リースでまかなうことで、減価償却の計算が楽になり税金の支払いの面でも有利になるという側面もあります。
経費よりも利益を重視する
クリニックを開業する時には、経費よりも利益を重視するようにしましょう。
クリニックを開業したばっかりの医師がやってしまう間違えとして、経費を削減することで利益を大きくしようとすることです。
一般的に、利益と経費は比例しないことが多いです。
簡単に言うと、経費を抑えたところで利益が上がるとは限らないということ。
また、逆に経費を使ったからといって、その分利益が減るとも言えません。
例えば、1000万円分の医療機器を購入して、その分業務を効率化ができ以前の3倍の患者を捌くことができる場合、1人あたりの診療利益が1000円と計算して以前の患者数が1000人/月の場合、増加分の2000人×1000円で200万円追加で利益をあげられることになります。

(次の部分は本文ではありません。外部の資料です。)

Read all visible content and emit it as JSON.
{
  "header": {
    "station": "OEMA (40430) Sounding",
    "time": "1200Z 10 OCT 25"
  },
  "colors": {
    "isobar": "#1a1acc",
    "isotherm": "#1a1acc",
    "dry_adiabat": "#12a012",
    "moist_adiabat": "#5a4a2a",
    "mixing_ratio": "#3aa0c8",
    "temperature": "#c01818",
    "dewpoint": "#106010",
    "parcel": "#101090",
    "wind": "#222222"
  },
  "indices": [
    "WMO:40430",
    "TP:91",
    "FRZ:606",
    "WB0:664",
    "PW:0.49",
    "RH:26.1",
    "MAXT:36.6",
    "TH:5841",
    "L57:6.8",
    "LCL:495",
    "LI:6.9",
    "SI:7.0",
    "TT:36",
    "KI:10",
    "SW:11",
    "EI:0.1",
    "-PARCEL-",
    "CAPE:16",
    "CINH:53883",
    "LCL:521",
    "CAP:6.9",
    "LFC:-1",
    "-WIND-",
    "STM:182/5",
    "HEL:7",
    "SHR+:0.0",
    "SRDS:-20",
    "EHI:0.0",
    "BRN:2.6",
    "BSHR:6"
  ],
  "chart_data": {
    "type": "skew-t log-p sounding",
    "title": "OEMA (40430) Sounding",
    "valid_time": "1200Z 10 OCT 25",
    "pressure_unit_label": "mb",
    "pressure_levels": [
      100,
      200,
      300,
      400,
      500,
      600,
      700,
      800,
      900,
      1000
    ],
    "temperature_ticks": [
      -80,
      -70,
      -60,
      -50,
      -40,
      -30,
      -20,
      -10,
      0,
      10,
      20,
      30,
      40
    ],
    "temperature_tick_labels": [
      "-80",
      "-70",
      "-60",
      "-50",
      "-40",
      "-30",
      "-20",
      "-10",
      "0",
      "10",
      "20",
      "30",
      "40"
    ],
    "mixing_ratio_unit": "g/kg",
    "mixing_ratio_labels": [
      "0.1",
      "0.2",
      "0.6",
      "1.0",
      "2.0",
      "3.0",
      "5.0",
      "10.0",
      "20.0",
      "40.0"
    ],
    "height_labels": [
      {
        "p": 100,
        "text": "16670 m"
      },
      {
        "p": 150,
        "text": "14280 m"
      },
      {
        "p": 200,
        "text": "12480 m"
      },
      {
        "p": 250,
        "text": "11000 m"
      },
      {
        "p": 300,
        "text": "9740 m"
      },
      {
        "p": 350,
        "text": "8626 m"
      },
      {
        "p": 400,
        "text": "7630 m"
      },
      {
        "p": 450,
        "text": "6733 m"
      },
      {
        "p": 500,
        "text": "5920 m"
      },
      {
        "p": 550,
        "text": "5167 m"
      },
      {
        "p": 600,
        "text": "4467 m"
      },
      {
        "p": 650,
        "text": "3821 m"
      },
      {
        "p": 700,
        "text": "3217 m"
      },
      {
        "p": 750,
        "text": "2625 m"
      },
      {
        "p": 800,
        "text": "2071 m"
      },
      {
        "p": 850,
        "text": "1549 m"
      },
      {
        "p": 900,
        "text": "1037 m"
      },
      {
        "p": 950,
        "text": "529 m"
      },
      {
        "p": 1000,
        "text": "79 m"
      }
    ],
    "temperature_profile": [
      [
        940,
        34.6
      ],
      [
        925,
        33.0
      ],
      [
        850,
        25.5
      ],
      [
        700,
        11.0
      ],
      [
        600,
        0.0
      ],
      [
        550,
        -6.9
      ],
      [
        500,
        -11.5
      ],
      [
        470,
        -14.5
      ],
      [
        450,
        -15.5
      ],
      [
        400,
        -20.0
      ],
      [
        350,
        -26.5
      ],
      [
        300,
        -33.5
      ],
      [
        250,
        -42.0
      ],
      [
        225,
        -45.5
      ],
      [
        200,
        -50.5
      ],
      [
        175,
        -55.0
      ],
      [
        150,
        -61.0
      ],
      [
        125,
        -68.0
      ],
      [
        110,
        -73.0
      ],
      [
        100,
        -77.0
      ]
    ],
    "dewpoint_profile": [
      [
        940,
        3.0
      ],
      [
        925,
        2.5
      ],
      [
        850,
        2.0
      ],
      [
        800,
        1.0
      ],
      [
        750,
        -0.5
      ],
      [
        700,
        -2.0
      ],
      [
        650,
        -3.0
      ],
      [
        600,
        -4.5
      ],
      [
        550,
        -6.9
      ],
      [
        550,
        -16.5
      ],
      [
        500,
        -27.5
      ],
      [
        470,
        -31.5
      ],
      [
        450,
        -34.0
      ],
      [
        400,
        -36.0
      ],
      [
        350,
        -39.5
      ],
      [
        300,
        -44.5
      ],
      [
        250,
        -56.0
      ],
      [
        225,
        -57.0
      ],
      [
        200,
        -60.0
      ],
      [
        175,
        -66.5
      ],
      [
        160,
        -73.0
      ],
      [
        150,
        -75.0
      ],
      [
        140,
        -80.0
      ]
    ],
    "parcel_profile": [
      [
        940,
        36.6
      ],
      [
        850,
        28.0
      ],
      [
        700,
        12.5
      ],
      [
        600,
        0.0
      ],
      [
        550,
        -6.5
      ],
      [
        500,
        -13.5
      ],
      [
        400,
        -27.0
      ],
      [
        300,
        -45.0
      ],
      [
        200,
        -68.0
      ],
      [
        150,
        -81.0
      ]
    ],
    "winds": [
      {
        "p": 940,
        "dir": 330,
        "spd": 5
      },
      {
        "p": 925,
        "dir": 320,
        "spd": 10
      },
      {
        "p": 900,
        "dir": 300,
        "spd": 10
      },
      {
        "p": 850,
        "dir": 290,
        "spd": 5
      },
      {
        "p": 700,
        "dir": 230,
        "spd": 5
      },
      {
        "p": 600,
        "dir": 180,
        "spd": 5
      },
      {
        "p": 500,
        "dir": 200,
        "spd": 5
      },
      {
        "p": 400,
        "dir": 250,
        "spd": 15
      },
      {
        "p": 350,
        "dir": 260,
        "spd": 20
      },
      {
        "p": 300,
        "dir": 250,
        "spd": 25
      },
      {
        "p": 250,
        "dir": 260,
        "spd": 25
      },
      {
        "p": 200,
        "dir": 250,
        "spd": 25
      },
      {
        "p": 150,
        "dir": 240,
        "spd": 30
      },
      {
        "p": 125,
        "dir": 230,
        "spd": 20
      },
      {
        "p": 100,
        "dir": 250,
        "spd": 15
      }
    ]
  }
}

その場合、1000万円経費を使っても5ヶ月で元をとることができ、6ヶ月目以降は毎月200万円多く利益をあげられることになります。このように、経費を使ったらその分利益が減るということはなく、むしろ経費を使った方が最終的な利益は大きくなることの方が多いです。
まとめ
クリニックを開業するための費用は、診療科ごとに異なることが多いです。
また、開業費用の考え方ではポイントもあります。
クリニックを開業する際には経営を行う上で知っておかないといけないことが多く、特に経費と利益の関係は経営を行う上では欠かすことができない感覚と言えるでしょう。
今後、クリニックを開業しようと思っている人は、ぜひ今回の記事を参考にクリニックを開業するようにしてみてください。